Un glacier de l’Antarctique recule à un rythme sans précédent, ce qui sonne l’alarme quant à la stabilité d’autres géants de glace et à leur impact potentiel sur le niveau mondial des mers.
Les scientifiques qui surveillent le glacier Hektoria sur la péninsule Antarctique ont observé son rétrécissement spectaculaire en seulement 15 mois – un retrait qui s’étend sur 25 kilomètres et dépasse jusqu’à dix fois les records précédents. Cet effondrement rapide découle d’une vulnérabilité particulière au sein de la structure d’Hektoria. Son tronc, qui s’amincit, là où la principale coulée de glace émerge dans l’océan, était situé dans une zone connue sous le nom de plaine de glace, une étendue plate de fonds marins.
Cette configuration a créé une réaction en chaîne. À mesure que le glacier s’amincissait, son tronc flottait librement, supprimant ainsi un point d’ancrage crucial qui le maintenait auparavant ancré sur le substrat rocheux. Une fois libérées, les forces flottantes ont arraché d’énormes morceaux de glace, créant ce que les chercheurs appellent des « tremblements de terre glaciaires » – des tremblements enregistrés par des capteurs sismiques. Cette fracturation soudaine a déclenché une augmentation imparable de la production d’icebergs, faisant perdre au glacier une longueur stupéfiante de 8 kilomètres à lui seul entre novembre et décembre 2022.
Naomi Ochwat, chercheuse à l’Université du Colorado à Boulder et responsable de l’étude, souligne le caractère sans précédent de cet événement : « La question est de savoir si Hektoria était un cas unique – une tempête parfaite d’événements qui ont provoqué cet effondrement rapide – ou y a-t-il une recette pour un désastre qui se cache ailleurs en Antarctique ?
Les problèmes d’Hektoria ont commencé début 2022 lorsqu’une importante masse de glace s’est détachée du front du glacier et que sa langue flottante s’est désintégrée. Cette perte de glace de mer stabilisatrice a exposé le glacier à un stress accru, accélérant à la fois l’amincissement et les débits. Le changement radical survenu dans la plaine de glace a toutefois marqué un tournant. Le tronc, auparavant échoué, semblait s’être tellement aminci qu’il ne pouvait plus supporter son poids sur le fond marin.
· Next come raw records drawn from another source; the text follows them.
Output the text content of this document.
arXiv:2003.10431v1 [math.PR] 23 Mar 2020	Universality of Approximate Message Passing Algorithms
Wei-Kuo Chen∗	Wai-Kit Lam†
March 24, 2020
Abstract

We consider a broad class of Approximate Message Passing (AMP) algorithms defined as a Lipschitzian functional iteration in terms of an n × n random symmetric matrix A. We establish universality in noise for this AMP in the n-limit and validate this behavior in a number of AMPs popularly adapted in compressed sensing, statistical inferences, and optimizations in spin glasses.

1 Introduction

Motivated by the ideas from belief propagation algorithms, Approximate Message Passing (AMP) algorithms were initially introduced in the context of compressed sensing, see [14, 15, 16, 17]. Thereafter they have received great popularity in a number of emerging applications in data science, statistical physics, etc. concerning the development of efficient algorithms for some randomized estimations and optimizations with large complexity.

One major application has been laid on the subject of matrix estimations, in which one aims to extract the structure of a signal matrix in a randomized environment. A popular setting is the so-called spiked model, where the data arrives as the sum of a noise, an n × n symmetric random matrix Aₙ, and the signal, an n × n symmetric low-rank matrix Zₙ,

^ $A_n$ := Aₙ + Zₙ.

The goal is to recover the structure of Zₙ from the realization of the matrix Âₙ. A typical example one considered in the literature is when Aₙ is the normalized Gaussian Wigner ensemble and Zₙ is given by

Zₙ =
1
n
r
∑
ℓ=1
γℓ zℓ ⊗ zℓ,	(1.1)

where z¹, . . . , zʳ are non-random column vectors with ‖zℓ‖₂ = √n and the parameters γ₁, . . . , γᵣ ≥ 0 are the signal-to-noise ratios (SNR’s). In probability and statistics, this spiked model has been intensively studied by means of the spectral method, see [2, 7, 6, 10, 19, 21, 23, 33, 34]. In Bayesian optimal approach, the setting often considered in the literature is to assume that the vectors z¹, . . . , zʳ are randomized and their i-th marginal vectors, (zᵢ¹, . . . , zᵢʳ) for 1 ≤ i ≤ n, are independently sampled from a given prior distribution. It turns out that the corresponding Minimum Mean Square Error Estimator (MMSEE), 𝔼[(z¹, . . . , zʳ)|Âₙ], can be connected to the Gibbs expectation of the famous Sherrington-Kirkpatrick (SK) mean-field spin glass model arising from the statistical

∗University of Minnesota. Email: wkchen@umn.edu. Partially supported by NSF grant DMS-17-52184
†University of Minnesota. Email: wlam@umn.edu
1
La controverse entoure les explications
Cette désintégration rapide a suscité un débat au sein de la communauté scientifique. Alors que l’équipe d’Ochwat souligne le rôle de la flottabilité dans l’effondrement d’Hektoria, d’autres chercheurs contestent cette interprétation. Frazer Christie d’Airbus Defence and Space souligne l’incertitude entourant les schémas précis d’échouement d’Hektoria en raison des limitations des données satellite de haute précision. Anna Hogg, de l’Université de Leeds, affirme que les mesures de son équipe indiquent que la glace au-dessus de la plaine de glace revendiquée était constamment à flot, excluant ainsi la flottabilité comme principal facteur d’effondrement.
Christine Batchelor de l’Université de Newcastle fait écho à ce scepticisme, déclarant que si la section de glace flottait réellement comme cela avait été débattu précédemment, “le titre se résume essentiellement aux ‘icebergs de veaux’ de la plate-forme de glace, beaucoup moins inhabituels”.
Le retrait spectaculaire du glacier Hektoria constitue un signal d’alarme sévère quant à la vulnérabilité potentielle des glaciers de l’Antarctique, en particulier ceux ayant des configurations similaires. Alors que des recherches supplémentaires sont nécessaires pour comprendre les mécanismes précis en jeu et si d’autres glaciers sont confrontés à des risques comparables, cet événement souligne l’urgence d’une surveillance et d’une enquête continues sur les impacts du changement climatique sur ces géants de glace cruciaux.